Your evaluation plan should answer the following questions:
- What will be assessed?
- How will it be assessed?
- When will it be assessed?
- Who is the audience for your results?
- How will you know that you have been successful?
The process evaluation helps you know if and when you need to change strategies or even methods. The outcome evaluation will add to the evidence about what works (and doesn't work); this will help guide not just your future efforts but also those of your colleagues.
Step 5: Be Flexible
As you monitor your progress, be flexible about changing intervention strategies if needed. For example, if an aerobics class does not catch on, try salsa dancing in the after-school program. If you have tried multiple strategies for implementing a method and are not feeling successful, then it is time to go back and reconsider both the P.E.R. factor you are focusing on and your overall mix of methods.
Here is a summary of the steps to help you and your team develop an action plan.

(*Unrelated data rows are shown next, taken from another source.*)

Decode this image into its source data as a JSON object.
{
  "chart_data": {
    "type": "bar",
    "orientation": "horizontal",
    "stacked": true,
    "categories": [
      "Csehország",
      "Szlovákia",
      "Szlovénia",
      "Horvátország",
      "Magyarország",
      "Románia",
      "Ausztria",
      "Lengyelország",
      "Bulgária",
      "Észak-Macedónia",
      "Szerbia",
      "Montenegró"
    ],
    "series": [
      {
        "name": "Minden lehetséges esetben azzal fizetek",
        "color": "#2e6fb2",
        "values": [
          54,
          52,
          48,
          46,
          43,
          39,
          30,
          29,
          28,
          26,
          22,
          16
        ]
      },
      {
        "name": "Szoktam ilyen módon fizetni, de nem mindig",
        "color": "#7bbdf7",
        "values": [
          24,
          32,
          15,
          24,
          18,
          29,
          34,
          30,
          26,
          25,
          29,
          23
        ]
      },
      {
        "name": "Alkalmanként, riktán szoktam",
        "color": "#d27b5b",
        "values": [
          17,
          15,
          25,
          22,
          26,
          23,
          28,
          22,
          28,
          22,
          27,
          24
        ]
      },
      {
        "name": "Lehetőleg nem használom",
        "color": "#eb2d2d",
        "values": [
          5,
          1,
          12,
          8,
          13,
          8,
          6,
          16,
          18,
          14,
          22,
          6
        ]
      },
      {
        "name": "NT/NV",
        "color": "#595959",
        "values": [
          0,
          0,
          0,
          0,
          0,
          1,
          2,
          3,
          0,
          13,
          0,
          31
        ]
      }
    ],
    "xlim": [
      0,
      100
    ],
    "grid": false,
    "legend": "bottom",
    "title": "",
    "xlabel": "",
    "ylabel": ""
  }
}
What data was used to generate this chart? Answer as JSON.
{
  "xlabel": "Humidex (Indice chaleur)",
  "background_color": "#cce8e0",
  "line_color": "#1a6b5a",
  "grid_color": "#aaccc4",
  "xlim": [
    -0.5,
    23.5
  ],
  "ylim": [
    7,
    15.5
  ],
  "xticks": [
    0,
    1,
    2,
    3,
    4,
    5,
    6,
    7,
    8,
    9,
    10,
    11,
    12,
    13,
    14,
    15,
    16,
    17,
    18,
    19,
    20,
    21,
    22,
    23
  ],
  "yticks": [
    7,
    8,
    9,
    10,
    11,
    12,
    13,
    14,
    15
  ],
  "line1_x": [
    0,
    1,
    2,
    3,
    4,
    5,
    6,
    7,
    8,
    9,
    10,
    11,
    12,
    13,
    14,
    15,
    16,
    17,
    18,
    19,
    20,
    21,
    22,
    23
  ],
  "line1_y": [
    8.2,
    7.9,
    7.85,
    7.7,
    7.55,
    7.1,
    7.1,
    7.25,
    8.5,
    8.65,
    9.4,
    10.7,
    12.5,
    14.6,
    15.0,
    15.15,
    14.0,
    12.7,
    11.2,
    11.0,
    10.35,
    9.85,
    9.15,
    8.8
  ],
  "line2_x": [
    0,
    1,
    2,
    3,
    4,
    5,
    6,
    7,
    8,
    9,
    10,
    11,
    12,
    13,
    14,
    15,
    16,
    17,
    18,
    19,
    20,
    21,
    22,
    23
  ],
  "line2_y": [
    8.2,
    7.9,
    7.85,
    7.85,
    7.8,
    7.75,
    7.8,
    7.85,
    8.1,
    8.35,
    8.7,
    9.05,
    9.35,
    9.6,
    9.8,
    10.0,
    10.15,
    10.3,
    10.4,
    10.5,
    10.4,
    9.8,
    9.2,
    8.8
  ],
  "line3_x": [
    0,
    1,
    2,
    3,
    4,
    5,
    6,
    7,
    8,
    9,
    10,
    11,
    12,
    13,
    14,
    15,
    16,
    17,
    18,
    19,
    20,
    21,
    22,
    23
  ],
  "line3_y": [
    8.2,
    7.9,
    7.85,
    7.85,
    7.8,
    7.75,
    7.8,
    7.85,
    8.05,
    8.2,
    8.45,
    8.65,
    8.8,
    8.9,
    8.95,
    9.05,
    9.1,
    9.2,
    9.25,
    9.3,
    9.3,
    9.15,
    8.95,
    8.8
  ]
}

- Select intervention methods that are evidence-based and matched to the priority P.E.R. factors
- Select intervention strategies to apply the method
- Identify and delegate the required actions
- Plan and implement both process and outcome evaluations
- Be flexible and adjust your process and action plan as needed
Because you and your team have taken the time to ensure your plan gets at the root causes of the problem, your intervention should be a great success. When it succeeds, it is time for step six: Celebrate!
1Bartholomew LK, Parcel GS, Kok G, Gottlieb NH. Intervention Mapping. Designing Theory-and Evidence-Based Health Promotion Programs. Mountain View, CA: Mayfield Publishing Company, 2001:171- 227.